The U.S. Air Force is not planning to pursue a new generation of intercontinental ballistic missiles (ICBMs) that would have the capability to be deployed on mobile launchers, according to service officials.
In a May email exchange with Arms Control Today, Maj. Robert Leese, an Air Force spokesperson, said the service is pursuing a replacement missile that is “silo-based.”
“[I]f a mobile ICBM is pursued, it would require different design elements than what is being asked for” in the current replacement program, he added.
Lt. Gen. Jack Weinstein, the Air Force deputy chief of staff for strategic deterrence and nuclear integration, told reporters in a June 1 meeting at the Pentagon that “right now we are not looking” at a mobile Minuteman III follow-on.

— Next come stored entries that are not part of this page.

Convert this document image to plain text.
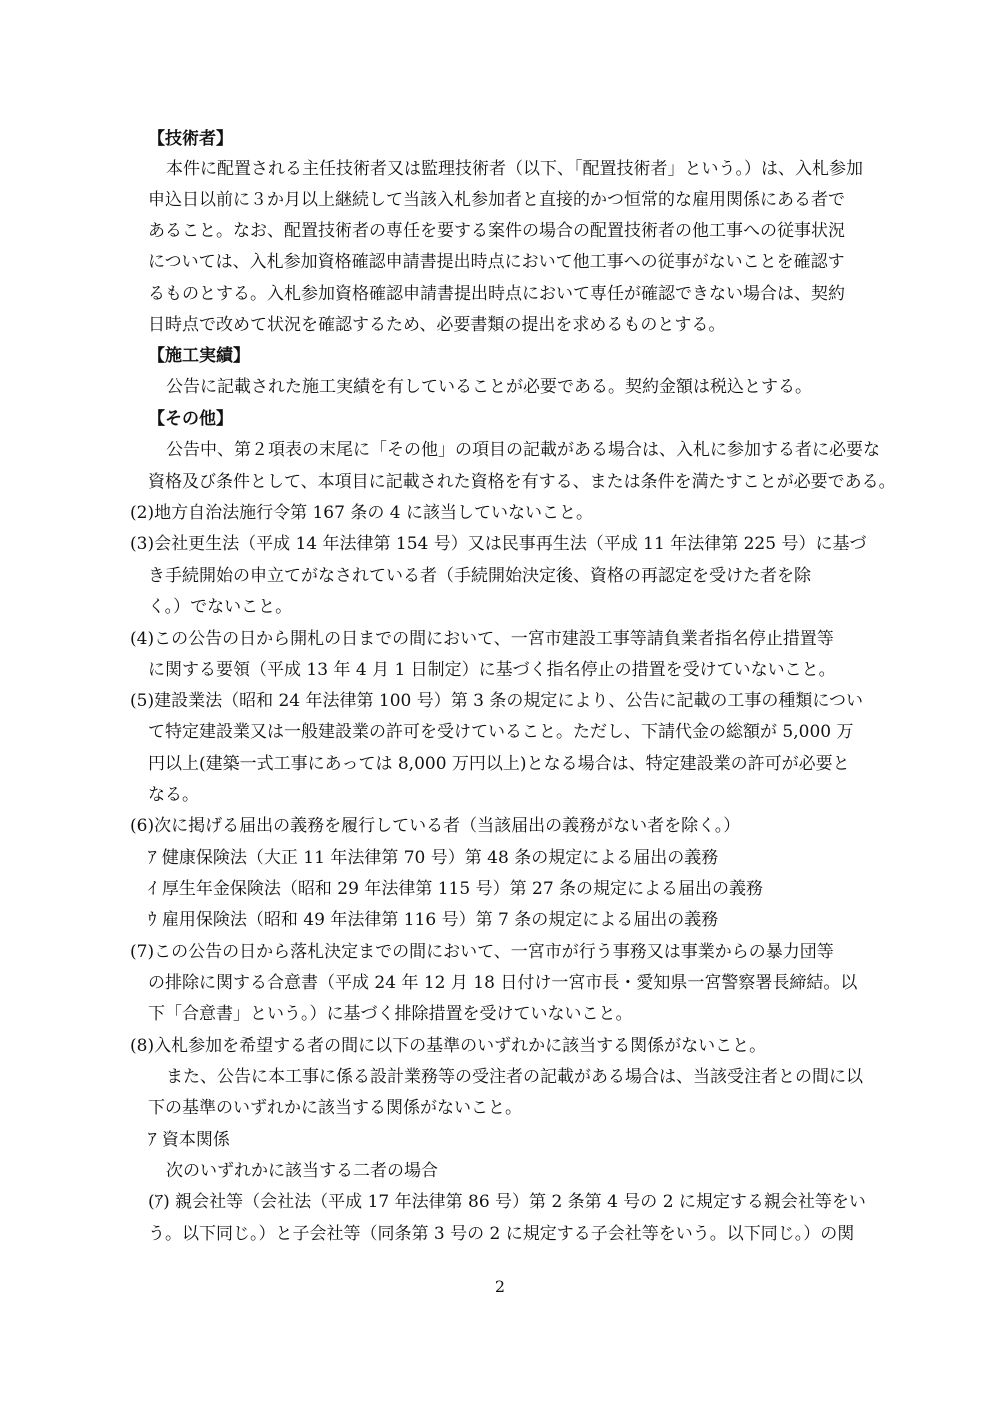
【技術者】
本件に配置される主任技術者又は監理技術者（以下、「配置技術者」という。）は、入札参加
申込日以前に３か月以上継続して当該入札参加者と直接的かつ恒常的な雇用関係にある者で
あること。なお、配置技術者の専任を要する案件の場合の配置技術者の他工事への従事状況
については、入札参加資格確認申請書提出時点において他工事への従事がないことを確認す
るものとする。入札参加資格確認申請書提出時点において専任が確認できない場合は、契約
日時点で改めて状況を確認するため、必要書類の提出を求めるものとする。
【施工実績】
公告に記載された施工実績を有していることが必要である。契約金額は税込とする。
【その他】
公告中、第２項表の末尾に「その他」の項目の記載がある場合は、入札に参加する者に必要な
資格及び条件として、本項目に記載された資格を有する、または条件を満たすことが必要である。
(2)地方自治法施行令第 167 条の 4 に該当していないこと。
(3)会社更生法（平成 14 年法律第 154 号）又は民事再生法（平成 11 年法律第 225 号）に基づ
き手続開始の申立てがなされている者（手続開始決定後、資格の再認定を受けた者を除
く。）でないこと。
(4)この公告の日から開札の日までの間において、一宮市建設工事等請負業者指名停止措置等
に関する要領（平成 13 年 4 月 1 日制定）に基づく指名停止の措置を受けていないこと。
(5)建設業法（昭和 24 年法律第 100 号）第 3 条の規定により、公告に記載の工事の種類につい
て特定建設業又は一般建設業の許可を受けていること。ただし、下請代金の総額が 5,000 万
円以上(建築一式工事にあっては 8,000 万円以上)となる場合は、特定建設業の許可が必要と
なる。
(6)次に掲げる届出の義務を履行している者（当該届出の義務がない者を除く。）
ｱ 健康保険法（大正 11 年法律第 70 号）第 48 条の規定による届出の義務
ｲ 厚生年金保険法（昭和 29 年法律第 115 号）第 27 条の規定による届出の義務
ｳ 雇用保険法（昭和 49 年法律第 116 号）第 7 条の規定による届出の義務
(7)この公告の日から落札決定までの間において、一宮市が行う事務又は事業からの暴力団等
の排除に関する合意書（平成 24 年 12 月 18 日付け一宮市長・愛知県一宮警察署長締結。以
下「合意書」という。）に基づく排除措置を受けていないこと。
(8)入札参加を希望する者の間に以下の基準のいずれかに該当する関係がないこと。
また、公告に本工事に係る設計業務等の受注者の記載がある場合は、当該受注者との間に以
下の基準のいずれかに該当する関係がないこと。
ｱ 資本関係
次のいずれかに該当する二者の場合
(ｱ) 親会社等（会社法（平成 17 年法律第 86 号）第 2 条第 4 号の 2 に規定する親会社等をい
う。以下同じ。）と子会社等（同条第 3 号の 2 に規定する子会社等をいう。以下同じ。）の関
2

Arms Control Today reported in April that the service planned to seek a replacement for the existing silo-based Minuteman III ICBM system that could be shifted to a mobile platform in the future. (See ACT, April 2016.) The replacement is known as the Ground-Based Strategic Deterrent (GBSD).
In response to questions regarding whether the Air Force intended to pursue mobile-capable missiles, Leese said in a March 7 email that the GBSD design “will provide the option for alternative modes of operation in the future.”
Pentagon officials have in the past endorsed the concept of building a replacement for the Minuteman III that could be put on a mobile launcher.
In a September 2014 speech in Washington, Lt. Gen. James Kowalski, deputy commander of U.S. Strategic Command, said, “[What] we want to be able to do is develop a system that would give us an option later on to go back and revisit what is the right basing mode.”
“Certainly with the system we have today, you can’t do that,” he added.
InsideDefense.com reported on April 15 that the Air Force planned to explore additional mobile command-and-control centers for the GBSD system to enhance its survivability.
Minuteman III missiles are dispersed in hardened silos to protect against attack and connected to an underground launch control center through a system of hardened cables. In the event communication between the missiles and launch control center is lost, specially configured E-6B airborne launch control center aircraft automatically assume command and control of the isolated missile or missiles.
The current Air Force proposal for replacing the Minuteman III calls for procuring 642 replacement missiles and rebuilding the existing missile infrastructure, including command and control, at an estimated acquisition cost of $62.3 billion over the next 30 years. (See ACT, July/August 2015.)